Dave Benfield, the founder of DuClaw Brewing Co., opened the doors to his brewery and restaurant in 1996 in Bel Air, Md. Like many brewery founders, Benfield was a passionate homebrewer. 

Before opening DuClaw, he repaired dialysis machines and seemed destined to transition into the family’s electrical contracting business. However, his love for brewing and sharing beer was noticed by his father, who asked him, “You’re going to be a brewer, aren’t you?

As the company began to grow, Benfield moved operations from its original Bel Air location to a new 600,000-square-foot production facility in Rosedale, Md. in February 2013.  

Benfield’s ambition continued to grow, and he looked at opening a second brewpub. However, Maryland law prohibits one person from owning more than one entity. The solution was to brew at one location and supply the second location with beer.  

Their third location required a bit more legal maneuvering. In this case, Benfield opened a new, separate location strictly for brewing beer. This arrangement allowed him to supply multiple locations since the brewery was removed from the restaurant.  

Despite a long and expansive history, the brewery only lists 72 beers on its Untappd page. Their focus has always been creativity compared to other breweries who like to create several different series of beers. According to Benfield, “we look at each beer as completely unique and individual. We don’t want our creativity to have any bounds.”

However, there is one series that DuClaw is well known for, and that is its Divine Retribution series. Each Divine Retribution release is a blend of the brewery’s imperial stout, Retribution, and another one of its beers. The final blend is then aged in bourbon barrels. Each bottle is hand-numbered as well.

There have been four releases in the Divine Retribution series:

  • Divine Retribution No. 1 – blended with Colossus
  • Divine Retribution No. 2 – blended with Repent
  • Divine Retribution No. 3 – blended with Misery
  • Divine Retribution No. 4 – blended with Devil’s Milk, Obol, Misery, and Brimstone

Divine Retribution No. 3 is an imperial stout with a 10.8 percent ABV and an IBU rating of 74. The beer was bottled on Dec. 9, 2013, and released on Dec. 30, 2013. This particular bottle is #3009 out of 3300.

This version of the series from DuClaw is a 40/60 blend of its base imperial stout, Retribution, and its wheat wine-style ale, Misery. The combination was aged in a charred Kentucky white oak bourbon barrel for six months before bottling.

Poured from a 22-ounce bottle into a snifter glass, the color is a dark brown, almost black, pigment with a light but slowly dissipating head. Carbonation and lacing are low. The aroma is a mix of alcohol, bourbon, and stone fruits such as plums and cherries.  

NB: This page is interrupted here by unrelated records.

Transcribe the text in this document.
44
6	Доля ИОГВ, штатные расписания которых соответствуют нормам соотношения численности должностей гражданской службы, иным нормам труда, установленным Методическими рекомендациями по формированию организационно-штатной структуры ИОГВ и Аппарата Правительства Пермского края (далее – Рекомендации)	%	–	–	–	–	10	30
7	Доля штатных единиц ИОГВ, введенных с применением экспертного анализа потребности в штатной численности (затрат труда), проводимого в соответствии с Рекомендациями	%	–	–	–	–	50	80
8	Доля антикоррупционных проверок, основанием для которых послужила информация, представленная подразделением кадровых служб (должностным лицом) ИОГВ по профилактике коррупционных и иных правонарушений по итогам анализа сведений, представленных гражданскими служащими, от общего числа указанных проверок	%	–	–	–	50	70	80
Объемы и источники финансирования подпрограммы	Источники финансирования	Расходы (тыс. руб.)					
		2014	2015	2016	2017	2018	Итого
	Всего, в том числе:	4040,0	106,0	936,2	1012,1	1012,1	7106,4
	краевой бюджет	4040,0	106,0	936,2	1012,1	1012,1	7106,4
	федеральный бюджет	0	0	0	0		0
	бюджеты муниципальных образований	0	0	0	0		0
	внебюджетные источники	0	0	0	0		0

The first sip mirrors the aroma but with very mild chocolate notes and a slight touch of sweetness. The body of the beer is light to medium with a smooth mouthfeel. It has the kick of an imperial but without the heaviness typically associated with the style. With 60 percent of the beer consisting of a wheat wine, it plays a significant role. The body is thinner than a typical imperial stout and there are more fruit notes as well. Toasted bread, caramel, and honey malt are very subtle, and the body is also slightly velvety.

Despite the age of this beer, the alcohol burn is very high. As it warms, its imperial stout characteristics come out more with the roasted grains and maltiness becoming more present. However, the booziness also increases. The beer has a vodka-like alcohol finish that sticks to my tongue a bit and dominates the finish.

DuClaw Divine Retribution No. 3
BREWERY: DuClaw Brewing Co.
LOCATION: Baltimore, Md.
STYLE: Imperial Stout
ABV: 10.8 Percent
IBU: 74
PRICE: $24.99
RELEASE DATE: Dec. 30, 2013
AVAILABLE IN: 22-ounce Bottles
The unique combination of an imperial stout and wheat wine made this beer very interesting to me. These two styles are not typically blended, although it is a combination that can work. I particularly enjoyed how Divine Retribution No. 3 had many tasting notes of an imperial stout but was not dense and filling. The fruitiness from the wheat wine built upon the stout's natural dark fruit flavor profile and this added to this beer's exclusiveness. Unfortunately, this was a difficult bottle to finish because of the heavy booziness. Especially towards the end of the bottle, it was similar to drinking hard liquor, which is not an aspect I enjoy in beer.